If, instead of 3.2 mm stock, thin (0.8 mm) stock were to be blanked, a spring-loaded stripper would firmly hold the stock down on top of the die block and could, to some extent, flatten out wrinkles and waves in it.
A
spring-loaded stripper should clamp the stock until the punch is withdrawn from
the stock. The pressure that strips the stock from the punch on the upstroke is
difficult to evaluate exactly. A formula frequently used is
Ps = 2.5 x L x t kgs.
Where
Ps = stripping pressure, in kgs.
L
=
perimeter of cut, in mm.
t
= stock
thickness, in
mm.
Spring design is beyond the scope of this book; die spring data are
available in the catalogues of spring manufacturers.
6.2.5 Stock
Stops
The pin stop pressed in the die block is the simplest method for
stopping the hand-fed strip.

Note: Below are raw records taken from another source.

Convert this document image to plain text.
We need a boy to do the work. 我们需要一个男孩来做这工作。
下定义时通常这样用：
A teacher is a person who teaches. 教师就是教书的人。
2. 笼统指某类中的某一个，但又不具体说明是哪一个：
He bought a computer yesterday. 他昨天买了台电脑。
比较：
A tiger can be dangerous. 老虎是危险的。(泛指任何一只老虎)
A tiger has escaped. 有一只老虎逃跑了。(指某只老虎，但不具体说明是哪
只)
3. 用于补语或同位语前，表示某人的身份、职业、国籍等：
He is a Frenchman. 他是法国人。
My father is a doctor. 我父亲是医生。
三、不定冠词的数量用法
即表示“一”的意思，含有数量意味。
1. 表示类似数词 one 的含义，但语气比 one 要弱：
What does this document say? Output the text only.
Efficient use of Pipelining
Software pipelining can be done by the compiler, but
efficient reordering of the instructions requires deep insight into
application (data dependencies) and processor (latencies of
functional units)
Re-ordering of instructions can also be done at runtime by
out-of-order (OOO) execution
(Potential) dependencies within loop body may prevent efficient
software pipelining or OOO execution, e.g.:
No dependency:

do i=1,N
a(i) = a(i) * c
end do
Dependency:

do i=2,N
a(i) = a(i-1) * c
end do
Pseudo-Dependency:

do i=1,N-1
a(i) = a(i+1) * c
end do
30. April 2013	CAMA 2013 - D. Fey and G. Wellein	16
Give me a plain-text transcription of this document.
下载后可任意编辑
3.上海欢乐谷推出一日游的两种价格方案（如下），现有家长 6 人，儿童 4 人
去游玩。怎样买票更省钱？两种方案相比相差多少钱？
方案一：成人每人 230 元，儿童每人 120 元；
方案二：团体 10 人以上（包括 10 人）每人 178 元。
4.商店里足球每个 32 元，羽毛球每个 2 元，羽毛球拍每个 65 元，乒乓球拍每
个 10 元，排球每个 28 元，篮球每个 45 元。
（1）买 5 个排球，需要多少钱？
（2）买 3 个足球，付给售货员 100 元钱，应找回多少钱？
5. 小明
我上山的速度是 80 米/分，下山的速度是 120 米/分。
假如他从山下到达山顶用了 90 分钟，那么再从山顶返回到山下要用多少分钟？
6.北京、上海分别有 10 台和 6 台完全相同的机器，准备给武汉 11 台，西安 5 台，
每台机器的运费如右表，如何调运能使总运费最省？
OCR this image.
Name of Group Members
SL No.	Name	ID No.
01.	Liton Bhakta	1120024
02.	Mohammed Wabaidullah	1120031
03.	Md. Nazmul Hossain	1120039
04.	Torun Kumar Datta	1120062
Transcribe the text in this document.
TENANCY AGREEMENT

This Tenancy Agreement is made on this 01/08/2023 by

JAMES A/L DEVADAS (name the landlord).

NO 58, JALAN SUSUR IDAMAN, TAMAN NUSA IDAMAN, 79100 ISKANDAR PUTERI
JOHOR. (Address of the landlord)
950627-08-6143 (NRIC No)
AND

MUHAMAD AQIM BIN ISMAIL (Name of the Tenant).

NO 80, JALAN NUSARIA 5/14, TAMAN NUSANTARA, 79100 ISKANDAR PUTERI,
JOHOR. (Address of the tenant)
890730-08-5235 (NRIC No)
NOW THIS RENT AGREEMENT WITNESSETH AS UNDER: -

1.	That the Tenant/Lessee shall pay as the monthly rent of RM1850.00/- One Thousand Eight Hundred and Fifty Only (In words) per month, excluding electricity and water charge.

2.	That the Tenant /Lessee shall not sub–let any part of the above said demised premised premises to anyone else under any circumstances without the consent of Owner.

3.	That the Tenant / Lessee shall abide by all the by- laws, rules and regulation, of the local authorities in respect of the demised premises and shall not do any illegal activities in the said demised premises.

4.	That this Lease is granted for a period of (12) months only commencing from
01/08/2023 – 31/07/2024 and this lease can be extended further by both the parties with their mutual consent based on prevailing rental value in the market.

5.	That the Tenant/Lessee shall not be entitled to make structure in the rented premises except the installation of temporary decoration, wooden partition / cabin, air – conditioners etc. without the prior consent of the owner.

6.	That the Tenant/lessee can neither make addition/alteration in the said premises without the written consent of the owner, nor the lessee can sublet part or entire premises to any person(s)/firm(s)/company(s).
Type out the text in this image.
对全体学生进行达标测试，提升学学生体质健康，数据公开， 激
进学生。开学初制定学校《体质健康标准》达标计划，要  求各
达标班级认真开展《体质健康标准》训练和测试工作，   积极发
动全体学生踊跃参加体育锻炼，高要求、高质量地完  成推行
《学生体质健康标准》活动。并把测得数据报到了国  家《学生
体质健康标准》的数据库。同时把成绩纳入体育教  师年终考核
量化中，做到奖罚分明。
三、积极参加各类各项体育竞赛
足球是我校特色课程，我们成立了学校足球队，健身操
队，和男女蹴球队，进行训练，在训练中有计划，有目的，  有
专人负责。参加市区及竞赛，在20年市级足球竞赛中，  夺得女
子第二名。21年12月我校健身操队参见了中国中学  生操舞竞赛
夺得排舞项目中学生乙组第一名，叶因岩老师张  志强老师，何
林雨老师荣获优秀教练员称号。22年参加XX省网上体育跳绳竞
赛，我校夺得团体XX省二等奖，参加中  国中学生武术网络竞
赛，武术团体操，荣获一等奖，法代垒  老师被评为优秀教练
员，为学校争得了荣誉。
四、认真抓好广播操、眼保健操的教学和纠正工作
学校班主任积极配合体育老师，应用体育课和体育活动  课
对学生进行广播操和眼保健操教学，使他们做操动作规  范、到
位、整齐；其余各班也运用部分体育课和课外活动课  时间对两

The right-hand edge of the blanked opening is
pushed against the pin before descent of the ram and the blanking of the next
blank. The 4-8 mm depth of the stripper slot allows the edge of the blanked
opening to ride over the pin and to engage the right-hand edge of every
successive opening.
The design of various types of stops adapted for manual and automatic
feeding is covered in a preceding discussion.